Die hydraulische Einregulierung von Heizungsanlagen spart bis zu 30 Prozent Verbrauchskosten.

Am Beispiel eines Mehrfamilienhauses mit Einrohrheizsystem, wie das in den 70ern und 80ern des vergangenen Jahrhunderts üblich war, wollen wir verdeutlichen, was man darunter versteht.
Je näher eine Wohneinheit an Heizkessel und Zirkulationspumpe liegt, umso mehr durchlaufendes warmes Heizwasser bekommt sie zugeteilt. Die Abwärme nicht isolierter Heizungsrohre im Fußboden genügt dieser Wohneinheit dann zur Raumheizung. Oben liegende Wohneinheiten bekommen durch ihre Entfernung zu Heizkessel und Zirkulationspumpe weniger und kälteres Heizwasser zugeteilt. Dort müssen die Heizkörper mehr aufgedreht werden, damit es richtig warm wird. Die Balance im System stimmt nicht. Durchfluss, Fließgeschwindigkeit und Wassermengen müssen in allen Wohneinheiten gleichmäßig verteilt werden.

Und so wird es gemacht:

  • Jede Wohneinheit bekommt im Heizkreisverteiler ein „intelligentes“ Ventil, das den Durchfluss steuert.
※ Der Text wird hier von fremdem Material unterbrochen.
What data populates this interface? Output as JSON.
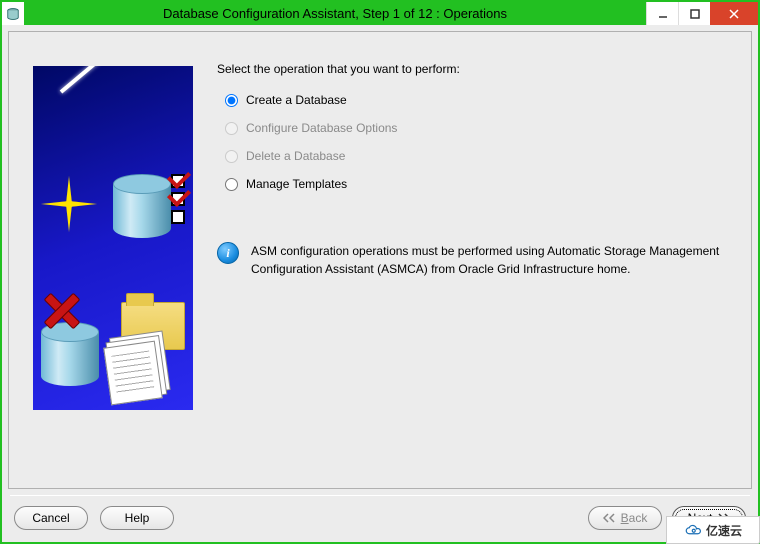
{
  "window": {
    "title": "Database Configuration Assistant, Step 1 of 12 : Operations"
  },
  "main": {
    "prompt": "Select the operation that you want to perform:",
    "options": {
      "create": "Create a Database",
      "configure": "Configure Database Options",
      "delete": "Delete a Database",
      "templates": "Manage Templates"
    },
    "selected_option": "create",
    "disabled_options": [
      "configure",
      "delete"
    ],
    "info": "ASM configuration operations must be performed using Automatic Storage Management Configuration Assistant (ASMCA) from Oracle Grid Infrastructure home."
  },
  "footer": {
    "cancel": "Cancel",
    "help": "Help",
    "back_mn": "B",
    "back_rest": "ack",
    "next_mn": "N",
    "next_rest": "ext"
  },
  "watermark": {
    "text": "亿速云"
  }
}
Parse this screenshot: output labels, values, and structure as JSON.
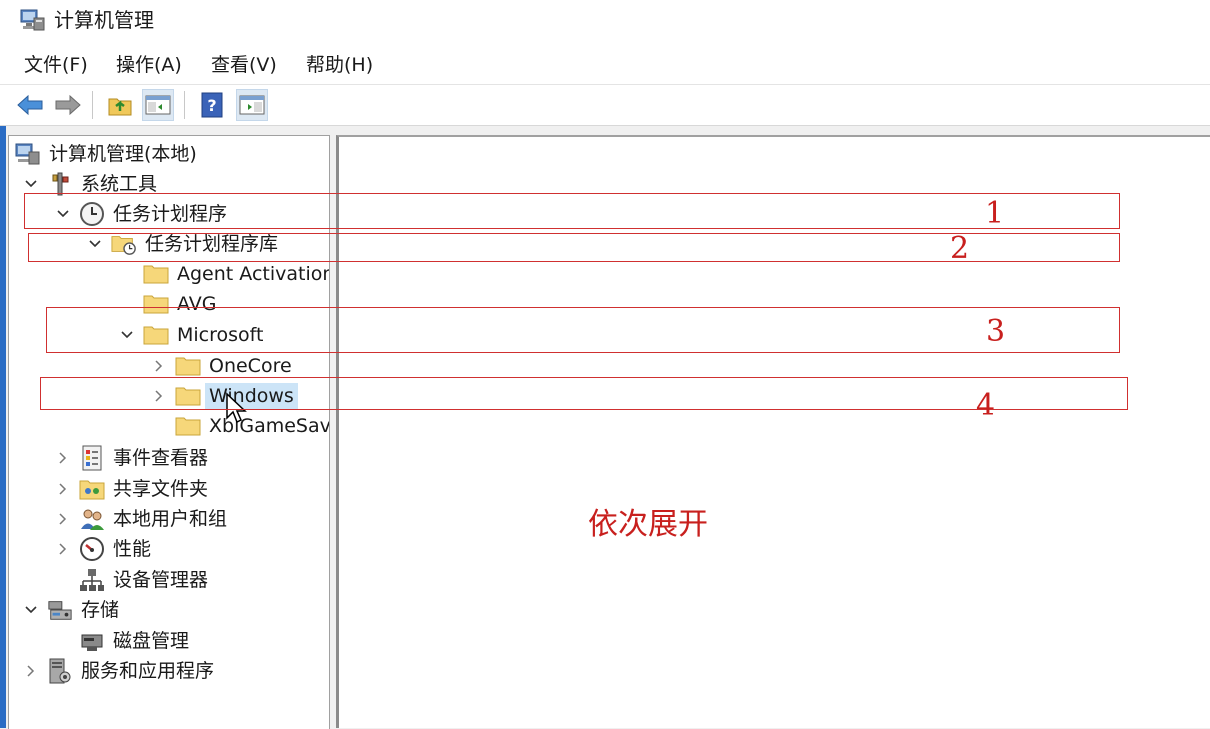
{
  "window": {
    "title": "计算机管理",
    "title_icon": "computer-management-icon"
  },
  "menu": {
    "items": [
      {
        "label": "文件(F)"
      },
      {
        "label": "操作(A)"
      },
      {
        "label": "查看(V)"
      },
      {
        "label": "帮助(H)"
      }
    ]
  },
  "toolbar": {
    "buttons": [
      {
        "icon": "back-arrow-icon"
      },
      {
        "icon": "forward-arrow-icon"
      },
      {
        "icon": "up-folder-icon"
      },
      {
        "icon": "show-hide-console-tree-icon"
      },
      {
        "icon": "help-icon"
      },
      {
        "icon": "show-hide-action-pane-icon"
      }
    ]
  },
  "tree": {
    "root": {
      "label": "计算机管理(本地)",
      "icon": "computer-management-icon"
    },
    "system_tools": {
      "label": "系统工具",
      "icon": "tools-icon"
    },
    "task_scheduler": {
      "label": "任务计划程序",
      "icon": "clock-icon"
    },
    "task_library": {
      "label": "任务计划程序库",
      "icon": "folder-clock-icon"
    },
    "agent_activation": {
      "label": "Agent Activation",
      "icon": "folder-icon"
    },
    "avg": {
      "label": "AVG",
      "icon": "folder-icon"
    },
    "microsoft": {
      "label": "Microsoft",
      "icon": "folder-icon"
    },
    "onecore": {
      "label": "OneCore",
      "icon": "folder-icon"
    },
    "windows": {
      "label": "Windows",
      "icon": "folder-icon"
    },
    "xblgamesave": {
      "label": "XblGameSave",
      "icon": "folder-icon"
    },
    "event_viewer": {
      "label": "事件查看器",
      "icon": "event-viewer-icon"
    },
    "shared_folders": {
      "label": "共享文件夹",
      "icon": "shared-folder-icon"
    },
    "local_users": {
      "label": "本地用户和组",
      "icon": "users-icon"
    },
    "performance": {
      "label": "性能",
      "icon": "performance-icon"
    },
    "device_manager": {
      "label": "设备管理器",
      "icon": "device-manager-icon"
    },
    "storage": {
      "label": "存储",
      "icon": "storage-icon"
    },
    "disk_management": {
      "label": "磁盘管理",
      "icon": "disk-icon"
    },
    "services_apps": {
      "label": "服务和应用程序",
      "icon": "services-icon"
    }
  },
  "annotations": {
    "numbers": [
      "1",
      "2",
      "3",
      "4"
    ],
    "caption": "依次展开",
    "color": "#c8201e"
  },
  "colors": {
    "selection": "#cce4f7",
    "folder": "#f6d77a"
  }
}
Eine stromsparende Hocheffizienz-Zirkulationspumpe wird in der Heizzentrale eingebaut.

  • Die Heizungsvorlauftemperatur wird heruntergefahren, der Heizkessel muss so „weniger arbeiten“.

Die Investitionskosten amortisieren sich durch die Energieeinsparungen im Schnitt in etwa 4 Jahren.